How is it we can look at the same thing
and see it differently? How is it that
she can’t see that Jesus has no categories, no political affiliation, just hope? The fact that Sandra can’t see Jesus pursuing
her breaks my heart, furthermore, what she does see and associates with Jesus
hurts me even more.
My encounter with Sandra has given me
much to ponder, but for now, I just want to
end this witness by saying that evangelizing is not a spiritual gift of mine and I don’t feel like I do it well; however,
if I’m talking about myself truthfully, Jesus is going to be part of that
conversation. Moreover, when I share my
story about Jesus’ love and deliverance, no one can ever dispute it.

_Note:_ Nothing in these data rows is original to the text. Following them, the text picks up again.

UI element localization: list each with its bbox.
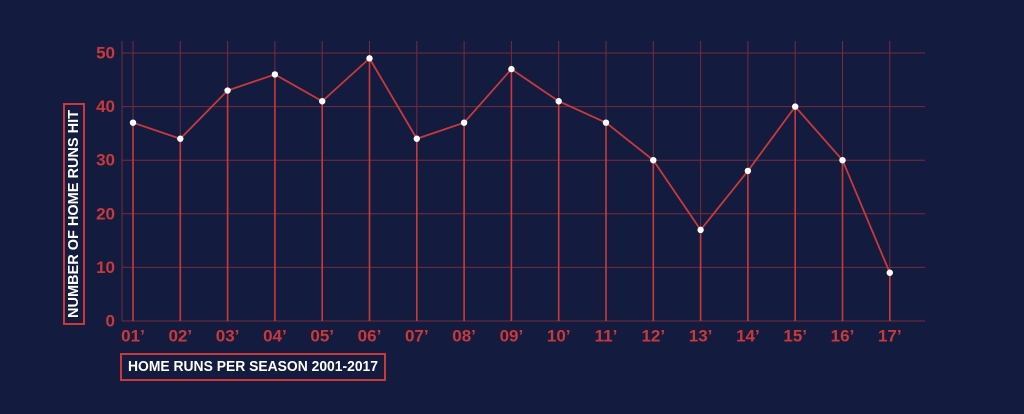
data-point — [177, 135, 184, 142]
x-tick-label: 13’ — [689, 327, 713, 346]
x-tick-label: 05’ — [310, 327, 334, 346]
data-point — [555, 98, 562, 105]
data-point — [224, 87, 231, 94]
x-axis-title-box — [120, 353, 386, 381]
x-tick-label: 17’ — [878, 327, 902, 346]
data-point — [697, 226, 704, 234]
x-tick-label: 14’ — [736, 327, 760, 346]
x-tick-label: 11’ — [595, 327, 618, 346]
data-point — [792, 103, 799, 110]
data-point — [602, 119, 610, 126]
y-axis-title-box — [63, 103, 85, 325]
y-axis-ticks: 0 10 20 30 40 50 — [96, 44, 115, 331]
x-tick-label: 01’ — [121, 327, 145, 346]
x-tick-label: 12’ — [641, 327, 665, 346]
x-tick-label: 08’ — [452, 327, 476, 346]
y-tick-label: 30 — [96, 151, 115, 170]
y-axis-title-group: NUMBER OF HOME RUNS HIT — [63, 103, 85, 325]
x-axis-title-group: HOME RUNS PER SEASON 2001-2017 — [120, 353, 386, 381]
drop-lines — [132, 58, 891, 321]
data-point — [413, 135, 420, 142]
data-point — [460, 119, 468, 126]
data-point — [650, 157, 657, 164]
data-point — [508, 65, 515, 73]
x-tick-label: 10’ — [547, 327, 571, 346]
data-point — [129, 119, 137, 126]
data-point — [839, 157, 846, 164]
data-point — [271, 71, 279, 78]
x-tick-label: 02’ — [168, 327, 192, 346]
data-point — [744, 167, 752, 175]
data-points — [129, 55, 893, 276]
x-axis-title: HOME RUNS PER SEASON 2001-2017 — [128, 359, 378, 375]
y-tick-label: 40 — [96, 97, 115, 116]
y-axis-title: NUMBER OF HOME RUNS HIT — [66, 110, 82, 318]
x-tick-label: 06’ — [358, 327, 382, 346]
grid-lines — [121, 41, 925, 322]
x-tick-label: 03’ — [216, 327, 240, 346]
y-tick-label: 20 — [96, 204, 115, 223]
y-tick-label: 10 — [96, 258, 115, 277]
x-tick-label: 15’ — [783, 327, 807, 346]
x-tick-label: 09’ — [500, 327, 524, 346]
data-point — [886, 269, 893, 276]
data-point — [366, 55, 373, 62]
x-tick-label: 04’ — [263, 327, 287, 346]
y-tick-label: 50 — [96, 44, 115, 63]
x-tick-label: 07’ — [405, 327, 429, 346]
data-point — [319, 98, 326, 105]
x-axis-ticks: 01’ 02’ 03’ 04’ 05’ 06’ 07’ 08’ 09’ 10’ 11’ 12’ 13’ 1… — [121, 327, 901, 346]
y-tick-label: 0 — [106, 312, 115, 331]
x-tick-label: 16’ — [831, 327, 855, 346]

Sandra is an example of how we all have hurts
and struggles. I follow a God who calls me
to share how he has impacted and healed my own hurts and struggles, so others
may know he can do the same for them. Like
the healed man in Mark 5:19-20 Jesus tells us all, “Go home to your family and tell them how much the Lord has done for
you, and how he has had mercy on you.” So the man went away and began to tell
in the Decapolis how much Jesus had done for him. And all the people were amazed. I just want to encourage you to do the same…
just share
YOUR
story. That’s all Jesus asks us to do.